Last year we tried something new. It was the first time we created family resolutions and before we set any new ones for 2018 we wanted our boys (ages 6 & 8) to reflect back on the year to see whether or not we achieved our resolutions. Since we set the resolutions as a family, we had to be open to hear each other’s feedback on how we had done. Some of the resolutions were easy & fun to talk about. Our resolution to “have more adventures” was a resounding yes! As a family, we had a ton of new experiences (paddle boarding, kayaking, hiking, a polar bear plunge), traveled to new places (Kauai, Palm Springs, Big Bear) and explored lots of new restaurants (our boys are pretty adventurous eaters). But other resolutions were a little harder to discuss. Our resolution to “be nicer to each other” involved conversations about the boys arguing, calling each other names and me yelling when the boys don’t listen (yikes!). It was a fantastic family conversation and really got me thinking about the importance of feedback related to achieving resolutions and goals. I wondered why we waited so long to give each other feedback? How could we provide each other feedback that was meaningful? And how we could be open to the feedback from each other?
As I thought about incorporating feedback into our family resolutions, it reminded me how important it is to be open to feedback in all areas of life. Below are the three simple ways I am going to help our family incorporate feedback. I’ll likely incorporate them in other areas of my life and hope you are able to as well.
Ask for Feedback: The simplest step is just to start asking for feedback. Asking signals you are open to receiving feedback and you care what others think. When asking for feedback, it can be helpful to give others a prompt. Try sharing this very simple, yet effective prompt with three starters: “I like… I wish… What if….?” While simple and easy to remember, it is also generative and gives people a framework when offering feedback. “I like…” offers an opportunity to share something positive about the person, topic or project. “I wish…” provides an opportunity to share an idea or suggestion on how to improve and “what if…?” offers an opportunity to share out-of-the-box thinking. This feedback prompt can be used in a variety of situations, try it!
Respond to Feedback: When receiving feedback, most of us naturally go into a defensive mode. Someone provides a suggestion, and we quickly want to defend why we didn’t do that, why we were going to but ran out of time or how we already do that so they must have missed it. The true art of receiving feedback is just to take it all in and respond with a simple, “Thank you.” Thanking someone for their feedback doesn’t mean you have to agree, but it does signal that you have heard it.

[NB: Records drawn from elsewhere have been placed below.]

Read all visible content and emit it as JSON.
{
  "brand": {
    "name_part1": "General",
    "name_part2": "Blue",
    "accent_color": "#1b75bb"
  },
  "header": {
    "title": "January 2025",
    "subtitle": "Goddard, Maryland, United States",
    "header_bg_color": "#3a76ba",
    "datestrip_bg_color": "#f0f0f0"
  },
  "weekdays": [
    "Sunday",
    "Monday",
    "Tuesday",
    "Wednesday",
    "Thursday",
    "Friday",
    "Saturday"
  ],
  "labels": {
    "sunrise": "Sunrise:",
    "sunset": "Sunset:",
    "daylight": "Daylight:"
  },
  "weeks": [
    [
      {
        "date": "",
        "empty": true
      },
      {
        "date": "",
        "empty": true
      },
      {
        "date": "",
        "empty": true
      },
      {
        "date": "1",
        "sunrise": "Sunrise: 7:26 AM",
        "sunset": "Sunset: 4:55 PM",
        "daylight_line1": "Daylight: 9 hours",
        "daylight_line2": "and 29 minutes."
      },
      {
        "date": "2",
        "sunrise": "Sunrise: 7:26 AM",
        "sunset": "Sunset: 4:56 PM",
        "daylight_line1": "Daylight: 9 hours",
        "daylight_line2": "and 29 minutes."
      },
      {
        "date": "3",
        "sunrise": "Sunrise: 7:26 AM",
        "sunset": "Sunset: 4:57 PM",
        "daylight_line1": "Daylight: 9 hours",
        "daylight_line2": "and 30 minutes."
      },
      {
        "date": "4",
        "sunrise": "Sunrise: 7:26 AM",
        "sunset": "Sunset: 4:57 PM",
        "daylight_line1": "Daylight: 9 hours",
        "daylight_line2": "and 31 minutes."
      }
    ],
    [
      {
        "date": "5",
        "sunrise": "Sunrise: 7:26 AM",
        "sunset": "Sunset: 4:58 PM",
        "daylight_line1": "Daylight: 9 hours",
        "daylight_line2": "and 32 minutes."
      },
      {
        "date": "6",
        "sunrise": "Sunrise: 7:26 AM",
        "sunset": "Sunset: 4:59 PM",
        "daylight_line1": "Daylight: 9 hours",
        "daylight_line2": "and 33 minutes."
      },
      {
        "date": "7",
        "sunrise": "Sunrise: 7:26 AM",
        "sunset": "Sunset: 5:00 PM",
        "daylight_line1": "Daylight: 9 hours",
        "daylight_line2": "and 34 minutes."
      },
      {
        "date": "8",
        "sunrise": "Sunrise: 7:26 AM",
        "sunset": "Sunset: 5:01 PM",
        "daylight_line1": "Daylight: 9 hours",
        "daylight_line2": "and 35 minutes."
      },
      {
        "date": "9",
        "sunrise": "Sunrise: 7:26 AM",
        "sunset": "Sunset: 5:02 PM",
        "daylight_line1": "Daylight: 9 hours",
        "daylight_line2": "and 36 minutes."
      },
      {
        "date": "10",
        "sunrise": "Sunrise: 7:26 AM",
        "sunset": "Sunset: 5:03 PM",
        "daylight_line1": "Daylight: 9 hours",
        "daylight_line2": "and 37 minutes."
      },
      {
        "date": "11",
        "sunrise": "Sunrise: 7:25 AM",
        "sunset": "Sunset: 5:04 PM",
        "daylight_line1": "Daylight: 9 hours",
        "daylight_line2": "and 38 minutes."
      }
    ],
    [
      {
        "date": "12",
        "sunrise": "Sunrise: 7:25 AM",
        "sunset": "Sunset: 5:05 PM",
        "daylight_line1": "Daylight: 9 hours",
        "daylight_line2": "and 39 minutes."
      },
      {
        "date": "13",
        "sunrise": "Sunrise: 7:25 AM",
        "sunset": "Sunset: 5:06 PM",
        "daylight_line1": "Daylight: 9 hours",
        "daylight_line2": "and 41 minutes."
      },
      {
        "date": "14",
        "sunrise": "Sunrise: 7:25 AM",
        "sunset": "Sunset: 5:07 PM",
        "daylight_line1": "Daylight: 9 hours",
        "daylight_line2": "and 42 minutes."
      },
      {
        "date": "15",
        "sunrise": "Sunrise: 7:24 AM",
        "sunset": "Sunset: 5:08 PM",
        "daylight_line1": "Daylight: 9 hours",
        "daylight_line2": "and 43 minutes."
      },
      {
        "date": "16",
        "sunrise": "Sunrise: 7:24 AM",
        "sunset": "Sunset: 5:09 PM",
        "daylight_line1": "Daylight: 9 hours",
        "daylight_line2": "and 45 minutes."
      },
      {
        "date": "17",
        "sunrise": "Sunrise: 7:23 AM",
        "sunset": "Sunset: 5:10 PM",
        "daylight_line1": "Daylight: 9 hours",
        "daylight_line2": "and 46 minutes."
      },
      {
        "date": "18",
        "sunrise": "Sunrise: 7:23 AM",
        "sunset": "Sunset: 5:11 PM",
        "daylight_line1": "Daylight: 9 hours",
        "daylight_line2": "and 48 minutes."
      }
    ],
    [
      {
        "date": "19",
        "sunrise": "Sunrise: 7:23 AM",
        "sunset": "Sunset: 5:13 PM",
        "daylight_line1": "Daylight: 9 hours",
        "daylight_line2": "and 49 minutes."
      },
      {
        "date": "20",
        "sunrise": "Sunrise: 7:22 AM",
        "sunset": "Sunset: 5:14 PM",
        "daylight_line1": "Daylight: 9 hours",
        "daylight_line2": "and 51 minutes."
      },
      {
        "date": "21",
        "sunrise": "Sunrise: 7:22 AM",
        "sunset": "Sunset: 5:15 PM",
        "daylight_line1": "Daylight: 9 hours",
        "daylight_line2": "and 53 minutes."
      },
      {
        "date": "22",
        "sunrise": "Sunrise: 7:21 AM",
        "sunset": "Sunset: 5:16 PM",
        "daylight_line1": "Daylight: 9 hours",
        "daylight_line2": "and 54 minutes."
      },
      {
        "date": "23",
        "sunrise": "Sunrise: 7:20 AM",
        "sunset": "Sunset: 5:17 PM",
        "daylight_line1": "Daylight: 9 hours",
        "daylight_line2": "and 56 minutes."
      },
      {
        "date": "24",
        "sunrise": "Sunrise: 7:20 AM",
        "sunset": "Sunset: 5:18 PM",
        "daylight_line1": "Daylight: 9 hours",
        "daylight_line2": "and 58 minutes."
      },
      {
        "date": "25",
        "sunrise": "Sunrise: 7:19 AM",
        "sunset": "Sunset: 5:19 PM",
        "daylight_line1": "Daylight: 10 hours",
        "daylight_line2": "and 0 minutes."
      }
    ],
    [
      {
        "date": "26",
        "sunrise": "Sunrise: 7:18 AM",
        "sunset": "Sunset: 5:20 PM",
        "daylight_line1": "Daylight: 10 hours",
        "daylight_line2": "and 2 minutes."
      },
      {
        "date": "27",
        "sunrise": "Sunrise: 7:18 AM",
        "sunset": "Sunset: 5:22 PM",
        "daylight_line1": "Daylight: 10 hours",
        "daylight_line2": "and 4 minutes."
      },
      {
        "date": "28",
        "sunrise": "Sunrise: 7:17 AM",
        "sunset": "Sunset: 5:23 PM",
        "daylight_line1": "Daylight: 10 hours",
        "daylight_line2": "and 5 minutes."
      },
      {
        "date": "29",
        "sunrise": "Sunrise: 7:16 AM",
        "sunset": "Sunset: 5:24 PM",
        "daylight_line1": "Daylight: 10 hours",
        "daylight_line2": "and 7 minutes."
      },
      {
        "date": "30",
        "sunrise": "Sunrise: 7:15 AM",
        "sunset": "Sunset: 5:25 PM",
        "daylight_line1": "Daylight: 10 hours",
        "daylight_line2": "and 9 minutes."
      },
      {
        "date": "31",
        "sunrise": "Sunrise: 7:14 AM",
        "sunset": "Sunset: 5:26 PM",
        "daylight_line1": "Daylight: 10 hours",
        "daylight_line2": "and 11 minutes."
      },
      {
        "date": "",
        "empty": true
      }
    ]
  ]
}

Over time, people will see that you are receptive to their feedback and be much more likely to share their true thoughts on any given topic.
Act on the Feedback: Think of the feedback like the interactive radar speed signs you see when driving, they provide a glimpse of your driving in the moment, and based on that data you can choose to adjust the speed of your driving. If there is truth to the feedback you have received, try making adjustments as minor as changing the speed while driving by accelerating or stepping on the brake. With ongoing feedback and small adjustments over time, the changes you make can be quite dramatic.